Sentinel-side tables differ from Defender XDR. Common ones: SecurityAlert (alerts from connected products), SecurityIncident, SigninLogs and AADNonInteractiveUserSignInLogs (Entra ID), AuditLogs, Syslog, CommonSecurityLog (CEF), and OfficeActivity.
MITRE ATT&CK-Driven Hunting
The MITRE ATT&CK framework is a knowledge base of adversary tactics (the why) and techniques (the how). SC-200 expects you to drive hunts from a hypothesis tied to ATT&CK rather than browsing data aimlessly.
A structured hunt looks like this:
- Hypothesis — "An attacker is using WMI for lateral movement (technique T1047)."
- Data source — Pick the table that records that behavior (
DeviceProcessEventsforwmic.exe/WmiPrvSE.exe). - Query — Filter for the behavior, then aggregate to surface outliers.
- Triage — Separate benign administration from suspicious patterns.
- Outcome — Close as benign, escalate to an incident, or promote to a detection rule.
DeviceProcessEvents
| where Timestamp > ago(14d)
| where InitiatingProcessFileName =~ "WmiPrvSE.exe"
| where FileName in~ ("powershell.exe", "cmd.exe", "rundll32.exe")
| project Timestamp, DeviceName, AccountName, FileName, ProcessCommandLine
| sort by Timestamp desc
In Defender XDR, Threat Analytics reports give you adversary and campaign context (affected assets, recommended actions) that can seed a hypothesis. The exam may ask which feature provides analyst-ready threat intelligence and impact mapping — that is Threat Analytics, not Advanced Hunting itself.
A hunter needs every device that recorded an interactive logon in the last 7 days but is absent from a separate table of devices that ran a compliant antivirus scan. Which KQL join kind correctly returns only the logon devices with no matching scan record?

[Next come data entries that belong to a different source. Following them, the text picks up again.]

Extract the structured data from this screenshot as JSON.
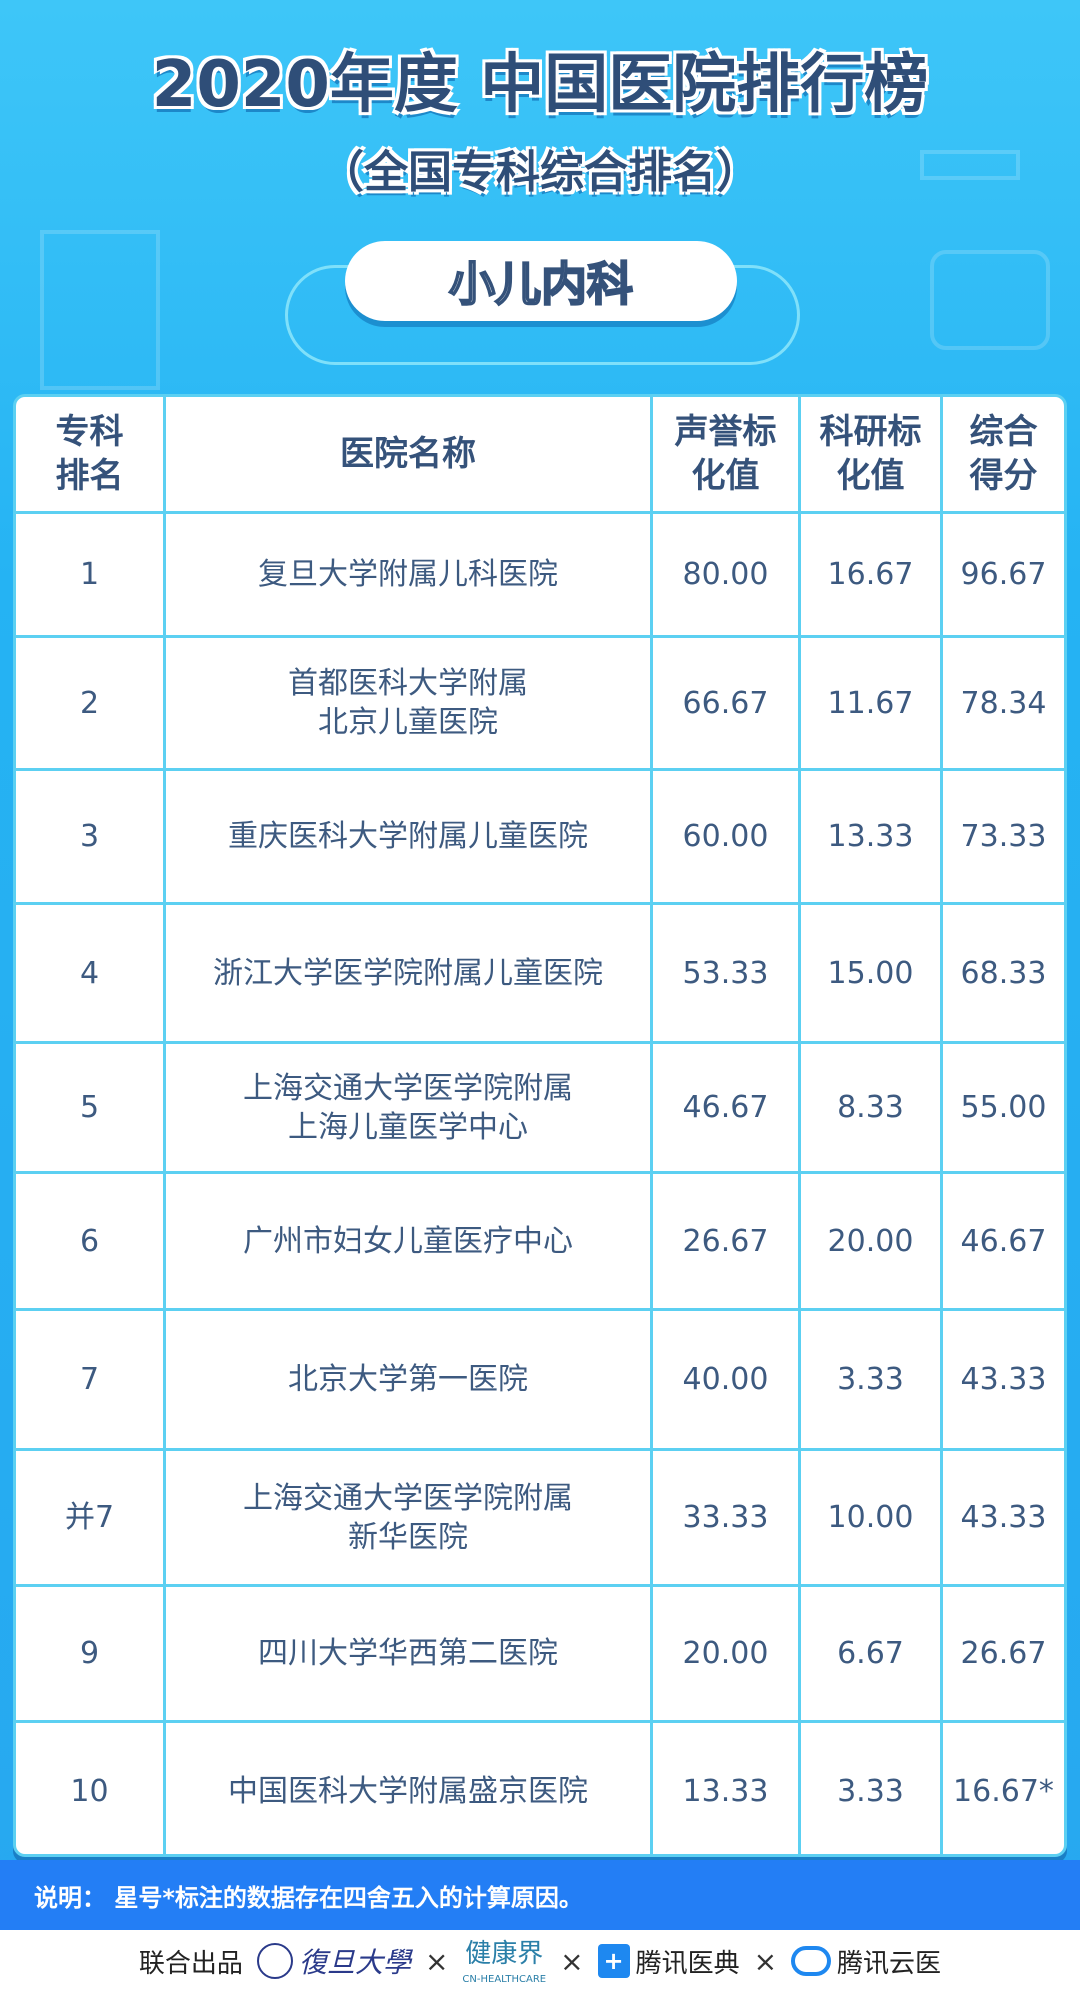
{
  "header": {
    "title": "2020年度 中国医院排行榜",
    "subtitle": "（全国专科综合排名）",
    "specialty": "小儿内科"
  },
  "table": {
    "columns": [
      "专科\n排名",
      "医院名称",
      "声誉标\n化值",
      "科研标\n化值",
      "综合\n得分"
    ],
    "rows": [
      [
        "1",
        "复旦大学附属儿科医院",
        "80.00",
        "16.67",
        "96.67"
      ],
      [
        "2",
        "首都医科大学附属\n北京儿童医院",
        "66.67",
        "11.67",
        "78.34"
      ],
      [
        "3",
        "重庆医科大学附属儿童医院",
        "60.00",
        "13.33",
        "73.33"
      ],
      [
        "4",
        "浙江大学医学院附属儿童医院",
        "53.33",
        "15.00",
        "68.33"
      ],
      [
        "5",
        "上海交通大学医学院附属\n上海儿童医学中心",
        "46.67",
        "8.33",
        "55.00"
      ],
      [
        "6",
        "广州市妇女儿童医疗中心",
        "26.67",
        "20.00",
        "46.67"
      ],
      [
        "7",
        "北京大学第一医院",
        "40.00",
        "3.33",
        "43.33"
      ],
      [
        "并7",
        "上海交通大学医学院附属\n新华医院",
        "33.33",
        "10.00",
        "43.33"
      ],
      [
        "9",
        "四川大学华西第二医院",
        "20.00",
        "6.67",
        "26.67"
      ],
      [
        "10",
        "中国医科大学附属盛京医院",
        "13.33",
        "3.33",
        "16.67*"
      ]
    ]
  },
  "note": "说明：  星号*标注的数据存在四舍五入的计算原因。",
  "footer": {
    "label": "联合出品",
    "sep": "×",
    "fudan": "復旦大學",
    "jkj": "健康界",
    "jkj_en": "CN-HEALTHCARE",
    "txyd": "腾讯医典",
    "txyy": "腾讯云医"
  },
  "colors": {
    "background": "#27b0f2",
    "title": "#2f4e78",
    "border": "#5cd0f2",
    "note_bar": "#237ef5"
  }
}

During an active intrusion, an SC-200 analyst wants to watch a specific KQL query continuously refresh in near real time in Microsoft Sentinel so they can observe attacker actions as they happen, without creating alerts. Which capability should they use?

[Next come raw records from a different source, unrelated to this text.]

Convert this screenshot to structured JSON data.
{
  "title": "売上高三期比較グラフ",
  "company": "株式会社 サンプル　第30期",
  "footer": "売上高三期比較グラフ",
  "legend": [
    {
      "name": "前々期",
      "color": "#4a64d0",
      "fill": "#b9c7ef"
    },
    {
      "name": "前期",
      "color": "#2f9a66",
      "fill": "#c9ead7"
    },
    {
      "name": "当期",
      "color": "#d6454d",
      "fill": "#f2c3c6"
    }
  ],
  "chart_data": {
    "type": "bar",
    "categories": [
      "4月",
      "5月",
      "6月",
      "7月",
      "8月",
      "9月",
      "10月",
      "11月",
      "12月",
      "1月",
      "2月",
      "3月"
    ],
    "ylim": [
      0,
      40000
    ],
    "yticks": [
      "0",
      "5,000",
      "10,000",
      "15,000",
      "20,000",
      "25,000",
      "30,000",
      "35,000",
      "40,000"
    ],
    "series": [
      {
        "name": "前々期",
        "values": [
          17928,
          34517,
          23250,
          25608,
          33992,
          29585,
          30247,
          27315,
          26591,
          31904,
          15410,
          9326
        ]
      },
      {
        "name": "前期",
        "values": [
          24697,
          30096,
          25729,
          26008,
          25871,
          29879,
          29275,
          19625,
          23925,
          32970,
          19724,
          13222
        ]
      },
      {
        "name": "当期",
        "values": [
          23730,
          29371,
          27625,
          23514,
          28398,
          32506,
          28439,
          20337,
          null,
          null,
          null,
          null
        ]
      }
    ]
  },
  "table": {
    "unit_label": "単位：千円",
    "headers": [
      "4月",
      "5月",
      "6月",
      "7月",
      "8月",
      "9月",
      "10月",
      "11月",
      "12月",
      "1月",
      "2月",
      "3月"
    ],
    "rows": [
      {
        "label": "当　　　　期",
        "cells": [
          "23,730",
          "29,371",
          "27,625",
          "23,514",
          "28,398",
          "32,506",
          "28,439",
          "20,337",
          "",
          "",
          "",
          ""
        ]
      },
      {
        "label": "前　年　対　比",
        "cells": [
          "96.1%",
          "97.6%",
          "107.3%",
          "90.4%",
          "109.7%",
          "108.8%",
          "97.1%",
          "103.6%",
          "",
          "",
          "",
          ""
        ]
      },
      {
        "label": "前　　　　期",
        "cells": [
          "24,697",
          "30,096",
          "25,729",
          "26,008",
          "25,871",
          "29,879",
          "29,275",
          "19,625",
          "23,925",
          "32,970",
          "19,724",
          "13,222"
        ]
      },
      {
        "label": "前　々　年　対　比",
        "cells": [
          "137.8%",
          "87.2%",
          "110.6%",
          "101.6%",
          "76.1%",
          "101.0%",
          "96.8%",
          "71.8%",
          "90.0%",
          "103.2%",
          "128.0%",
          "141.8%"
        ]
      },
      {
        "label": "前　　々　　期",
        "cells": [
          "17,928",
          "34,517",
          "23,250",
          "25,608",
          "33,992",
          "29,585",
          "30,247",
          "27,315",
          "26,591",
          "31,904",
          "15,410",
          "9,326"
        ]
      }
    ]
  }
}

An exam scenario shows a hunt for malicious on-premises Active Directory authentication using Defender for Identity telemetry in Defender XDR Advanced Hunting. Which table should the query start from?
Review this query: DeviceNetworkEvents | summarize Conns = count() by RemoteUrl, DeviceId | where Conns > 1000 | summarize dcount(DeviceId) by RemoteUrl. What does the final result represent?